Virginia Attorney General Jason Miyares is appealing a lower court decision to bar eight of Republican Gov. Glenn Youngkin’s recent appointments to college boards.
Miyares filed an appeal with the state Supreme Court Monday, asserting Fairfax County Judge Jonathan Frieden lacked jurisdiction to issue an injunction on behalf of Democratic state senators, who the appeal claims failed to demonstrate the appointments would cause “irreparable harm.”
“The circuit court entered an unprecedented preliminary injunction on the erroneous premise that nine individual legislators can speak for the General Assembly,” Miyares’ appeal reads. “The court enjoined the heads of three public university boards of visitors to bar recently appointed board members from participating in university governance.”
Miyares’ appeal further argues the injunction incorrectly allows the Senators to bypass constitutional procedures and “aggrandize their roles at the expense of the full General Assembly,” adding that the “Court should vacate it.”

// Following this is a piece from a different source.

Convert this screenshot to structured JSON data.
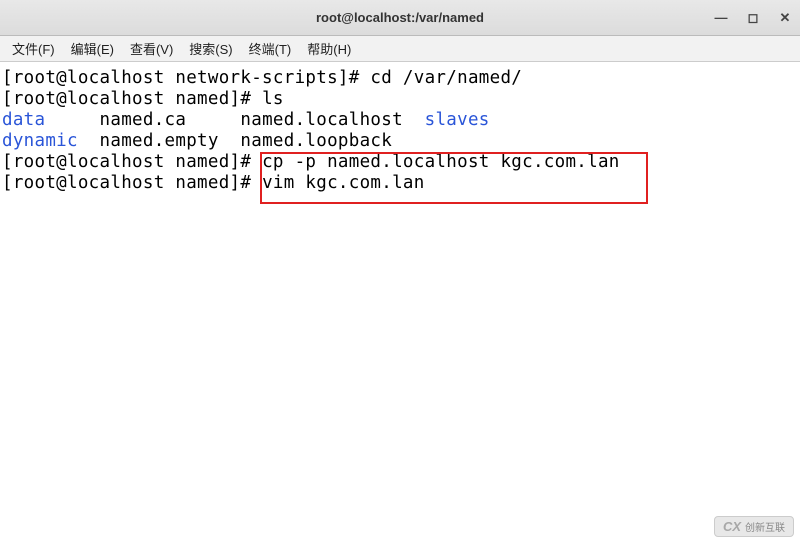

Judge Frieden issued the ruling July 29, stating the General Assembly had refused to confirm Youngkin’s appointments to the governing boards of George Mason University, the University of Virginia, and the Virginia Military Institute.
Frieden cited an 8-4 party-line vote in the Senate Privileges and Elections Committee in June, according to the Richmond Times-Dispatch.
However, Miyares argues the nominations must be acted upon by the full General Assembly.
Miyares further argued in his appeal that the preliminary injunction disrupts the status quo and puts college rectors in the precarious position of barring participation without having the legal authority to do so.
“Preliminary relief also thrusts the judiciary into the still-evolving legislative process, which could otherwise produce an undisputed confirmation or refusal of the Appointees without the need for courts to intervene,” the appeal reads. “The circuit court did not seriously grapple with those considerations.”
Fairfax Democratic Senate Majority Leader Scott Surovell said in a statement that Miyares “strangely argues that the General Assembly has been confirming people in the wrong way for the last 100 years including the six years he served in the House of Delegates and never said anything.”
Changes made by the Trump administration to remove diversity, equity, and inclusion (DEI) initiatives from educational institutions ruffled feathers after Youngkin appointees on the governing board of the Virginia Military Institute voted to oust the institute’s first Black superintendent, Maj. Gen. Cedric Wins.
In late June, UVA President Jim Ryan announced in a press release that he would be leaving his position due to the mounting pressure to resign coming from Washington.
“I cannot make a unilateral decision to fight the federal government in order to save my own job,” Ryan said. “To do so would not only be quixotic but appear selfish and self-centered to the hundreds of employees who would lose their jobs, the researchers who would lose their funding, and the hundreds of students who could lose financial aid or have their visas withheld.”